With a couple of trail crew members serving as leaders, Saeger said volunteer groups work more efficiently. When more complicated trail sections some up, the professional crew is better equipped to tackle them.
“This trails crew can complete more impactful and complex projects on a daily basis,” Saeger said, “and they are not defined by jurisdictional boundaries.”
Ready to help
There is a lot of trail mileage in Eagle County and, correspondingly, there is a number of trail owners. The Forest Service and BLM have their own maintenance needs, as do open space programs in the county and various municipalities. The Vail Valley Mountain Trails Alliance crew can work in any and all of those locales.

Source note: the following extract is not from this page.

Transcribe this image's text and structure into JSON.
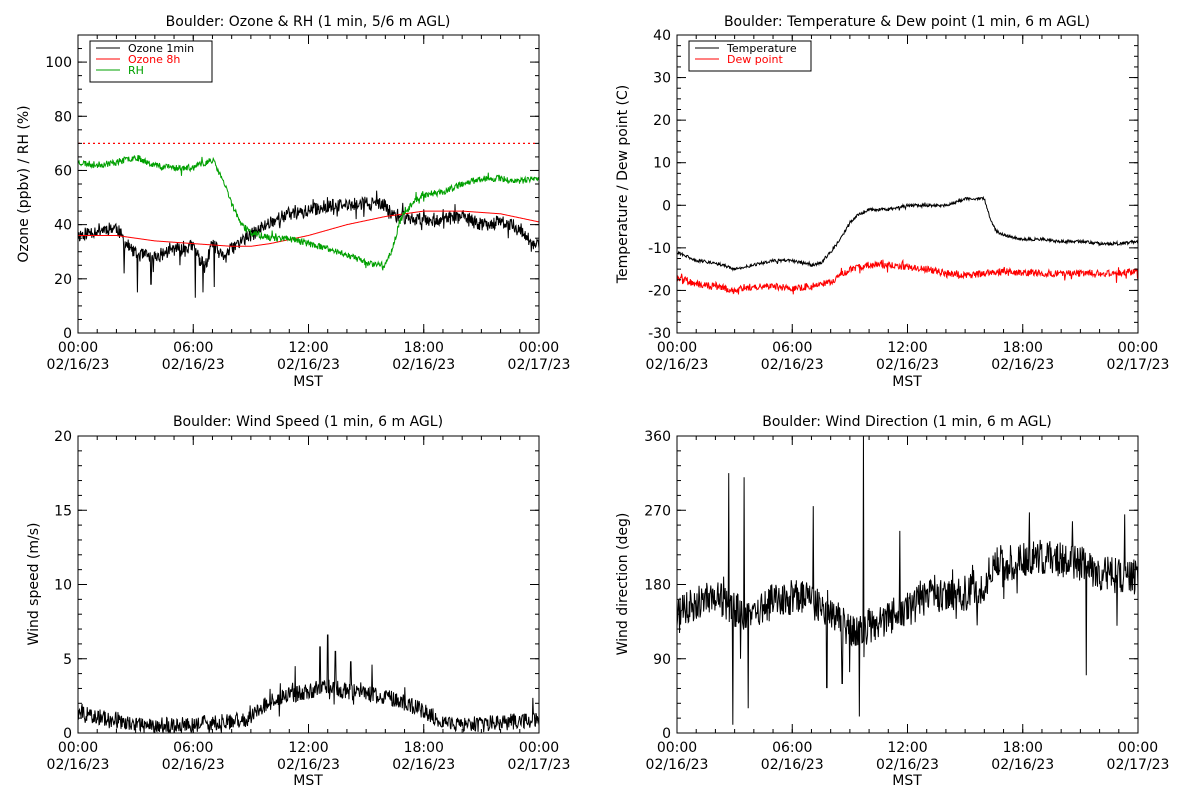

“On any given day, two crew members can be leading an Adopt-A-Trail volunteer team in Eagle on BLM land, and two others can be working on a trial reroute in Avon. Another crew can be stationed at the seasonal wildlife closure trailhead in Vail,” Saeger said. “That exact scenario happened this spring and it shows how they are impacting our entire county across all land management and trails.”
The crew will be funded through October. In addition to needed maintenance, there are a number of special projects the team will tackle this summer. The crew has completed work building the Adam’s Way trail on county open space — a project honoring Adam Palmer, a community pillar and a member of the Eagle Town Council who died in an avalanche earlier this year. There also will be some big reroute work on the Game Creek and Colorado trails.
But for regular trail users, all of the maintenance work is important, Saeger said. That includes both the projects themselves and the work that goes into them.
“Our Adopt-A-Tail program has 79 volunteer teams this year,” he noted.
While trail crew members are out in the forest, they provide more eyes during a time when they are needed. Saeger noted that in May, during the course of a construction project, a trail crew discovered and extinguished a smoldering campfire.
More of a good thing
While this is the first year the Vail Valley Mountain Trail Alliance has put a paid crew to work, Saeger believes it will not be the last.
“We plan on having this trail building crew every year for the foreseeable future,” he said. “We are continuing to seek donations and support to continue this crew and our program.”